Friday, June 12, 2009

The "Harry" Beaver

No, this is not what it looks like. I am not about to blog about a "beaver." Also known (sometimes) as, a woman's private parts that are not shaven. Sorry if this disappoints you. Let me also begin by stating that I am slightly intoxicated. This, however, will not have any affect on the importance of this subject matter and how truly terrifying this story is. Instead, it may affect my grammatical errors and the creation of a sensible blog. However, I must push on and attempt to share my story.

Today RNH and I traveled to the river to fish. We go to our normal spot and begin to drown worms. It is just an average day on the river. We fish from the first spot and talk as we do normally. Then we begin to gather our things to move down the river to a better spot. All of a sudden:




Something across the river, on the bank, on a tree above the river, had fallen into the water. As soon as we started moving. Meaning we startled it, and it jumped into the river. I swear I saw something HUGE fall into the water. Well... I had forgot my gun, thankfully RNH has his and he draws it. I grab him and tell him we've GOT to go. I'm freaked out. This animal sounded like a grown MAN had hit the water. I am absolutely, positively sure, that there is a ginormous animal out there that is going to get us! (We've seen cat paws out in the woods that are the size of my hand... seriously.) I'm terrified and ready to head back to dry land. RNH insists that we stay- he promises he'll pump a few bullets in whatever comes near.

We move down the river and begin to fish again. I'm looking over my shoulder every single second and staring into the water expecting a Loch Ness Monster to appear. I'm really scared. Nothing comes up out of the water, nothing moves. We catch a few catfish, but the bass aren't biting as they usually are. Probably because of the loud THWACK in the water.

Then we hear it again. THWACK!!!! THWACK!!!

Its a "dam" beaver. This time we see his head above water, and he's down the river a bit. Not RIGHT in front of us like last time. He still scares the ever-living POOP outta me!
The beaver continues to do this for a while, scaring me each time he does it. But he's never as close as he was the first time, telling us that he's kinda scared of us. And besides RNH has some metal to show him if he does try anything on us!
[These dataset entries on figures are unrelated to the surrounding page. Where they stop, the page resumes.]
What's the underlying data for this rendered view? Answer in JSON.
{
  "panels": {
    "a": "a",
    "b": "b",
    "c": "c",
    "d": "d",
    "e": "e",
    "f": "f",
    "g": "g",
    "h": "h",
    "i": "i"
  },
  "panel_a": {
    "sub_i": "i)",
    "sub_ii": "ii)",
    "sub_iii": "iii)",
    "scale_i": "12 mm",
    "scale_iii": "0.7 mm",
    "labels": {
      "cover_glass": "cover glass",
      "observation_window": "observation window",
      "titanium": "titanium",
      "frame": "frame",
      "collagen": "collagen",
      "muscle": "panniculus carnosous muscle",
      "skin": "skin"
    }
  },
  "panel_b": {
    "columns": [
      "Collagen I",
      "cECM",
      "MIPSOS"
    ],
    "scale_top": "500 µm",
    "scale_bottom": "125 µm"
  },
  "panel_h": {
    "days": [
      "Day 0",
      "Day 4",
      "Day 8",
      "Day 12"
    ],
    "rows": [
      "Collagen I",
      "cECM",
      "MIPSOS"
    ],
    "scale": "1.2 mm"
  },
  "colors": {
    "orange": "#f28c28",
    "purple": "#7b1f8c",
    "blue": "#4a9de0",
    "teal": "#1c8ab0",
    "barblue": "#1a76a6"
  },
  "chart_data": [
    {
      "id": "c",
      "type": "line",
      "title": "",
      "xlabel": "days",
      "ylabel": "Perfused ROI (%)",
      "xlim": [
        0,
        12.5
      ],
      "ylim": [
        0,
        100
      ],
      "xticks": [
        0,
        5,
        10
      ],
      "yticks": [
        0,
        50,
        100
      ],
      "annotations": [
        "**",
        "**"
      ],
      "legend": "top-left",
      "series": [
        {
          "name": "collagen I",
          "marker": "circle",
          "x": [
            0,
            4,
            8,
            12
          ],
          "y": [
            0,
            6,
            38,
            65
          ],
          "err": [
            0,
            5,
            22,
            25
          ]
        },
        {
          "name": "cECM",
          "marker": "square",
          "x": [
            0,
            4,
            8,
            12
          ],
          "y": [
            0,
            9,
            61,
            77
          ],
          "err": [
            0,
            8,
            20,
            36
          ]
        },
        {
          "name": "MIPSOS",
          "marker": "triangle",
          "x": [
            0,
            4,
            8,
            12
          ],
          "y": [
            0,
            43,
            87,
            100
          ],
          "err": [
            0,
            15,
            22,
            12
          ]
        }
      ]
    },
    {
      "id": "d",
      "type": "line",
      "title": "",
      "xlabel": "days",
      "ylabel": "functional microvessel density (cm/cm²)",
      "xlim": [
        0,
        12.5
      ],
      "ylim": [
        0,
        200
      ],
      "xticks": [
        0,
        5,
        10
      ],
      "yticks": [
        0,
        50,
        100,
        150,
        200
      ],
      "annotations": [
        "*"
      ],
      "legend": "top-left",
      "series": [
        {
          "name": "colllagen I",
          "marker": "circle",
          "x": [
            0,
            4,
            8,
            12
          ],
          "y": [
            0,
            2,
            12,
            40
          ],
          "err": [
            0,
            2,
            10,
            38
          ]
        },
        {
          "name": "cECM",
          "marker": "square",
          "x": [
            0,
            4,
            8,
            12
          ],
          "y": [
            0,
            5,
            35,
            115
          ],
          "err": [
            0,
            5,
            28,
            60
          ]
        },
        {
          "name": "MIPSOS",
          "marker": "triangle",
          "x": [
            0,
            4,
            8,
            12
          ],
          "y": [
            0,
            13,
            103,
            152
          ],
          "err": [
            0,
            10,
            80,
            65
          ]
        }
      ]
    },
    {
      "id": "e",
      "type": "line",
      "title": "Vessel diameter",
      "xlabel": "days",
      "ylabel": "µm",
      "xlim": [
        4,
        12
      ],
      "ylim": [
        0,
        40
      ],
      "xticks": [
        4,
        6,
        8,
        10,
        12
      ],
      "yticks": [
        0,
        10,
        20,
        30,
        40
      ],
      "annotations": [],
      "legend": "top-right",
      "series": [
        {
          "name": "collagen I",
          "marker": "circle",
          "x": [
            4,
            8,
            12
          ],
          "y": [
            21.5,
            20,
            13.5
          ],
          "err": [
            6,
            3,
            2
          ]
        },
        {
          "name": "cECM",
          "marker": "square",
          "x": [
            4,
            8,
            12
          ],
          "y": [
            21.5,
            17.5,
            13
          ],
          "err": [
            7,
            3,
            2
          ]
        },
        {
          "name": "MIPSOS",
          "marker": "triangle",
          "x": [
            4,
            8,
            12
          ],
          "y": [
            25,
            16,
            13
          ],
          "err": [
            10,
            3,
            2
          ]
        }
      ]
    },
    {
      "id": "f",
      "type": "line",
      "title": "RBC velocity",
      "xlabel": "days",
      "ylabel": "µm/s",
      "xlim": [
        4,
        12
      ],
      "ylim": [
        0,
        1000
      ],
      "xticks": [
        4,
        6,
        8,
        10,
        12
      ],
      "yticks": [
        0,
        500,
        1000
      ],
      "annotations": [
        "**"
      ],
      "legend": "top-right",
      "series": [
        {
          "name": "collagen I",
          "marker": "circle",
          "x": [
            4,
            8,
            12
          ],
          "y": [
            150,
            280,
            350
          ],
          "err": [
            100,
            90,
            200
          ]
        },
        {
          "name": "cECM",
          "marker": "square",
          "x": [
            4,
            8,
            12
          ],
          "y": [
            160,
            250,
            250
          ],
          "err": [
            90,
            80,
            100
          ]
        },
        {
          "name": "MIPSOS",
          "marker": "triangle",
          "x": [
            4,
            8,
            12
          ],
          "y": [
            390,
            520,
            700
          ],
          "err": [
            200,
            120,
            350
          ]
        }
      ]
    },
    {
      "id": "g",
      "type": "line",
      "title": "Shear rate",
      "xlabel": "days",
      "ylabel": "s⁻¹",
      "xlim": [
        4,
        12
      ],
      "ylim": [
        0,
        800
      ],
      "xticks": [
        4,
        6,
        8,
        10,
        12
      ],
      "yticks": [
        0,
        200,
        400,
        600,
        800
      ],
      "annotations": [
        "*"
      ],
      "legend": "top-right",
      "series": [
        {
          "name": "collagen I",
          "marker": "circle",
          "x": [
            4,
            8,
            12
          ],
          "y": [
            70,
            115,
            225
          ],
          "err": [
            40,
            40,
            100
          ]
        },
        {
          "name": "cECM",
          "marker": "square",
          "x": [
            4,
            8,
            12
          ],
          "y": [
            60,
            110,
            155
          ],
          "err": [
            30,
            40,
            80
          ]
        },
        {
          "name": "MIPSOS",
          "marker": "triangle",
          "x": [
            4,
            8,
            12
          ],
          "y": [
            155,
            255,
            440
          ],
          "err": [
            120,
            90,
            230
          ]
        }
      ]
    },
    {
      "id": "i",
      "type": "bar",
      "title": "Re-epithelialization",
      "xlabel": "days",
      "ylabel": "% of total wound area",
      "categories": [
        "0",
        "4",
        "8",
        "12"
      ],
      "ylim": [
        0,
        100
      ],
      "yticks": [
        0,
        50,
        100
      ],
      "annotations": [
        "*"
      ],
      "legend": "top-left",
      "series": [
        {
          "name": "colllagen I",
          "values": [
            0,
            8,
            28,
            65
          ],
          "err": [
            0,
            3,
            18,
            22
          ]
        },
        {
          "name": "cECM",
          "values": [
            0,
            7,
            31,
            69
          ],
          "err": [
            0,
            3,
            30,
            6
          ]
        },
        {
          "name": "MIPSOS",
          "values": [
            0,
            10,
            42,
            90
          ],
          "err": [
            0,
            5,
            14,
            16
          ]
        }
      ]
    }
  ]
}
We keep fishing, the beaver keeps his occasional "thwack" and everything is good. Then RNH gets stuck by a catfish whisker and we end up going back home because he got stuck pretty good and it won't stop bleeding. Plus I'm hungry.

When we get back I check out a beaver website that says beavers hit their tails on the water when they're alarmed and feel threatened. So, there ya go. I check out a beaver website, RNH checks out Beaver Recipes. Awesome.

I'd be all about trying some beaver stew, but this is the same beaver that swam within a few feet of me while hunting this winter. He's adorable. I really like him. So instead I suggest to RNH that we name him "Harry" in reference to the perverted "hairy beavers" that people like to refer to as women's "bushes." But RNH hates the name "Harry" and insists that we name him "Enrique." Despite the fact that Mexico probably doesn't have beavers. Who knows if Spain does. Oh well. So Enrique officially scared the crap out of me today. I'll be watching that beaver next time we're down there... and make sure I keep my gun handy!

*Also- the ONE and ONLY time I don't bring my camera to the river- and miss the photo op with Enrique... DANGIT!*

1 comment:

  1. This made me Laugh Out Loud.

    You can't eat Harry/Enrique in a stew!